No entremeio de 50 anos o infra-assinado já viu coisa igual ou parecida, não fazendo acordo, entretanto, com o laisser faire, laissez passer, apanágio de um ou outro especialista preocupado exclusivamente com o êxito das despesas a efetuar.

De certo tempo a esta data, o panorama carcerário brasileiro assumiu feição dantesca. De outra parte, a criminalidade organizada, primitivamente episódica, tomou contexto assustador, transformando-se as chamadas “quadrilhas” em entidades empregando certa dose de metodologia permissiva da continuação de existência e aperfeiçoamento das porções em atividade. Se novidade havia, no Brasil, quanto à peculiaridade, cuidar-se-ia apenas de imitação ou adaptação daquilo que há muito proliferava em países vizinhos e mesmo no resto do mundo. Deixe-se  de lado maior consideração quanto às geratrizes de tais comunidades, examinando-se praticamente as consequências e as dimensões da guerra – e guerra é – entre os representantes da sociedade organizada (autoridades diversamente entronizadas) e a já definido ajuntamento criminal de baixo coturno destinado à prática habitual de crimes especialmente abjetos, realçando-se, é claro, o tráfico de substâncias entorpecentes e drogas assemelhadas, catalogadas na legislação adequada a tanto.

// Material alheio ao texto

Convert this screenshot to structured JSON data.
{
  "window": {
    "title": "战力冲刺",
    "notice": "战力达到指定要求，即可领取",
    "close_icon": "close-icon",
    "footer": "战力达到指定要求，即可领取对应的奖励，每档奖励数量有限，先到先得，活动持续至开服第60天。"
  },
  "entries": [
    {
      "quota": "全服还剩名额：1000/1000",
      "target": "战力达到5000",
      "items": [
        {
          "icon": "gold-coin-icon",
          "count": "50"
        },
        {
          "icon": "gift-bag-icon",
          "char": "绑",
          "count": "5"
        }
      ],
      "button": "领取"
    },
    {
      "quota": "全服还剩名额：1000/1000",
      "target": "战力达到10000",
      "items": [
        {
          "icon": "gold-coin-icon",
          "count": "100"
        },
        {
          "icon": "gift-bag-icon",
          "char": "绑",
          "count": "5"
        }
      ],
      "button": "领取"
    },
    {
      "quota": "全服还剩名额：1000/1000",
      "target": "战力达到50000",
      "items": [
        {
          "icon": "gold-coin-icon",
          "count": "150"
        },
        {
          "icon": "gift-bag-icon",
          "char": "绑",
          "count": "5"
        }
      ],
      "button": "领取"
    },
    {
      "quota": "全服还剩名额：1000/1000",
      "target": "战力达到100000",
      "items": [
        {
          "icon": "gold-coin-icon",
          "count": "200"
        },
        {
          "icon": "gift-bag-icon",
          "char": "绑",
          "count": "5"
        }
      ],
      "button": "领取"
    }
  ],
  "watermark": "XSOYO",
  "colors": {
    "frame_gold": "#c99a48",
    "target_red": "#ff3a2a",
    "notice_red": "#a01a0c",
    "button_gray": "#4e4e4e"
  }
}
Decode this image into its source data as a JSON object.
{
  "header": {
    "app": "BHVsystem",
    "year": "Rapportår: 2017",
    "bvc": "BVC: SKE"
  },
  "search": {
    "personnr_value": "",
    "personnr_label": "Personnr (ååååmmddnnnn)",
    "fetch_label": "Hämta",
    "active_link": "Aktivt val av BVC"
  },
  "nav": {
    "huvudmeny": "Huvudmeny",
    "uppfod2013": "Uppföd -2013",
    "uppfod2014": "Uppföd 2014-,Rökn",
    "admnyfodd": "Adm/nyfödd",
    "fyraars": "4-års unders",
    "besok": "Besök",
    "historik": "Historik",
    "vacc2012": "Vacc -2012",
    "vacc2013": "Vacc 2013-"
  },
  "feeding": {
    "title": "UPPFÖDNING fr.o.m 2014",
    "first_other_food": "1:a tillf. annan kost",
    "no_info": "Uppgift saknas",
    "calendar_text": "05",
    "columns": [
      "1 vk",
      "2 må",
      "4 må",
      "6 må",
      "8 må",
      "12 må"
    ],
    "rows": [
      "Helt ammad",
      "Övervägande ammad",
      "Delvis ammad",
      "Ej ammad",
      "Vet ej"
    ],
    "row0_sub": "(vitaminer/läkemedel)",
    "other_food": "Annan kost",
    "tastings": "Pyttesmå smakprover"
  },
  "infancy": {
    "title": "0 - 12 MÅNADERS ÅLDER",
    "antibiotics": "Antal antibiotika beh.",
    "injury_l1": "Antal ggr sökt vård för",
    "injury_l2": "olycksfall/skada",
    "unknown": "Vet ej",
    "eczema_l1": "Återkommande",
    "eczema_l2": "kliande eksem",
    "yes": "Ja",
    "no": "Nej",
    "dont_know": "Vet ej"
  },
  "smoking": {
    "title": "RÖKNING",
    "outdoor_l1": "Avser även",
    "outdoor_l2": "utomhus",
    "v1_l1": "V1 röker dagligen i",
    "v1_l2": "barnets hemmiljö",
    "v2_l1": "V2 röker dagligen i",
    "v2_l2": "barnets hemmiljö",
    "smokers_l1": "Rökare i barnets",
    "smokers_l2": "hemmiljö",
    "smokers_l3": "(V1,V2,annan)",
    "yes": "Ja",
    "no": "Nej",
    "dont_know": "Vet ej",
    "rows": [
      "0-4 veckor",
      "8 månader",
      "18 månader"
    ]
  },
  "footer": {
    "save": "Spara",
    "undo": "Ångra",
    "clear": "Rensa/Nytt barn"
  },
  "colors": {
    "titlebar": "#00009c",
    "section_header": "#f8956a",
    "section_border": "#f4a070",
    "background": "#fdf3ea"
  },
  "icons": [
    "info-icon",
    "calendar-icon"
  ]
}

Verifique-se uma série de reflexões atinentes ao tema: a) – o Brasil é, no mundo todo, um dos mais cobiçados países pelos quais se dão os criminosos a esse tipo de comércio nefando. Não é preciso elencar razões, bastando dizer que tem vizinhança com nações cuja economia básica se fundamenta em plantações das quais se extrai boa parte dos produtos incriminados. Há outros motivos, mas a descrição reduziria a necessidade de síntese; b) – a repressão policial é absurdamente ineficaz, quer pelo desaparelhamento e pequenez dos órgãos a tanto dedicados, em se tratando de policiamento estadual, quer pelas altíssimas quantias em jogo, não se perdendo de vista que a corrupção é antiga como o mundo, interpenetrando os segmentos dedicados à investigação e à repressão. Cuidando-se da polícia federal brasileira, a instituição se desdobra no combate à traficância, exibindo resultados eficazes porque a imaculabilidade da instituição é expressivamente demonstrada e tem ligações formais – e informais até – com departamentos assemelhados postos em países outros, otimizando-se então, em certos casos, a prevenção, o acompanhamento e a captura final, o que não é o bastante; c) – paradoxalmente, surge um fenômeno cuja acentuação dialética não tem nada de incomum. Na verdade, a descoberta e a apreensão de grandes quantidades de drogas proibidas leva o mercado à escassez, com a resultante de elevação do preço do produto. O dependente continua a existir. Basta isso para a reativação da compra e venda, estipulando-se preço maior; d) – volteando ao redor, vê-se a quase nula atividade no sentido de apontamento e readaptação dos dependentes. Prova evidente disso aconteceu em São Paulo, Capital, com uma canhestra tentativa em época não muito distante, de se fustigar os consumidores de crack na região central. Reconheça-se a existência, ainda na metrópole, de pequeno grupo de abnegados, com relevo para o Desembargador Antônio Carlos Malheiros e o Advogado Otávio Augusto Rossi Vieira, dedicado à dificílima tarefa de recolhimento e tentativa de reabilitação de uns e outros, mas é como isolar agulhas em palheiros.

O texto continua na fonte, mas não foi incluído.